Internships and Deep Q networks

Fangyi Zhang is a third year PhD researcher in the centre. His research has been focusing on learning visuo-motor policies through reinforcement learning and transferring policies from simulation to the real world, which are two sub-projects of the VA program.

Fangyi’s PhD research was started by evaluating the feasibility of learning vision-based planar reaching using a Deep Q Network (DQN), showing that DQN is able to learn reaching in simulation, while the learned policies do not transfer directly to real robots with real cameras observing real scenes. He then proposed modular deep Q networks to transfer policies from simulation to the real world in a low-cost manner with a small number of labelled real images. To further weaken the reliance on labelling real data which is expensive or even impractical in many robotic applications, Fangyi proposed an adversarial discriminative approach to transfer visuo-motor policies from simulated to real environments, which reduced the required amount of labelled real data by 50% for object reaching in clutter with a seven DoF robotic arm (Baxter). These results have been presented at robotics conferences such as ACRA and CVPR, among which the ACRA 2017 paper on modular deep Q networks appeared as a best paper finalist. Currently, Fangyi is investigating how to extend the adversarial discriminative transfer and modular approaches to more complicated robotic manipulation tasks and also further reduce the demand for labelling real data.

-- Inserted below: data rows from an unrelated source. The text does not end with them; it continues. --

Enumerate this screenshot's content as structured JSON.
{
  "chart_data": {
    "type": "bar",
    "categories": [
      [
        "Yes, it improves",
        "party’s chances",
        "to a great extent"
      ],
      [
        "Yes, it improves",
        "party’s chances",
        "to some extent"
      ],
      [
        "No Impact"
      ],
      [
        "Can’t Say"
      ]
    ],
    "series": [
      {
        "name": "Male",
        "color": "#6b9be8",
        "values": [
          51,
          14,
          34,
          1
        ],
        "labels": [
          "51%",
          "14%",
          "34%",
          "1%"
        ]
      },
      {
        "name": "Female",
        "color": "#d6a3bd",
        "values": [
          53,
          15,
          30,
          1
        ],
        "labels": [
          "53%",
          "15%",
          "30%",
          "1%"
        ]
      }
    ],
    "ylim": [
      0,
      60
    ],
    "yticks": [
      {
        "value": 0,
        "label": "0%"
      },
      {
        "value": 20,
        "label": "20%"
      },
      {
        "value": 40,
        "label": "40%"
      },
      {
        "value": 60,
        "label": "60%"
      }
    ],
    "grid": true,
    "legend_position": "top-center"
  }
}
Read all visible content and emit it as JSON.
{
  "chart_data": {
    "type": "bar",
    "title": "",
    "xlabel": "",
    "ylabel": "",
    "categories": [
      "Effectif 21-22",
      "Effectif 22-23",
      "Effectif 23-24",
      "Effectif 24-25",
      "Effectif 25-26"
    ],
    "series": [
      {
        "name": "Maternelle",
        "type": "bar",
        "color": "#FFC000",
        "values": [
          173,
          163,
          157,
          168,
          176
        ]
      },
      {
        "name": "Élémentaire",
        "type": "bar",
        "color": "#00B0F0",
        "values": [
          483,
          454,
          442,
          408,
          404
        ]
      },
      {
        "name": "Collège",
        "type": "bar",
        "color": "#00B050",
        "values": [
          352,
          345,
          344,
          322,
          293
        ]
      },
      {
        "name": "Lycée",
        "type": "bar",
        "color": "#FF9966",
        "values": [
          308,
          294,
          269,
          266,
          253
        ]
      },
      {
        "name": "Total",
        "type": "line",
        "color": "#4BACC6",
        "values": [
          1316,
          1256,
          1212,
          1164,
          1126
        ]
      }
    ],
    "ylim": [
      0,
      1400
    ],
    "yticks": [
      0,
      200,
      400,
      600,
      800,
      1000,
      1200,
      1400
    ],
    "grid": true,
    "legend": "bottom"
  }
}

Apart from his PhD research, Fangyi has also been actively taking part in cross-node collaborations. In October 2017, he stayed in the ANU node for 10 days to collaborate with fellow PhD researcher Zheyu Zhuang and CI Robert Mahony for a project of using Lyapunov functions as bridges to link the state-of-the-art deep learning techniques and current robotic control frameworks for better robustness (Zheyu’s PhD research). In addition, he also stayed in the Autonomy Robotics Cognition (ARC) lab at the University of Maryland in the USA for 3 months in 2016, participating in a project enabling a Baxter robot to do housework in a kitchen scenario.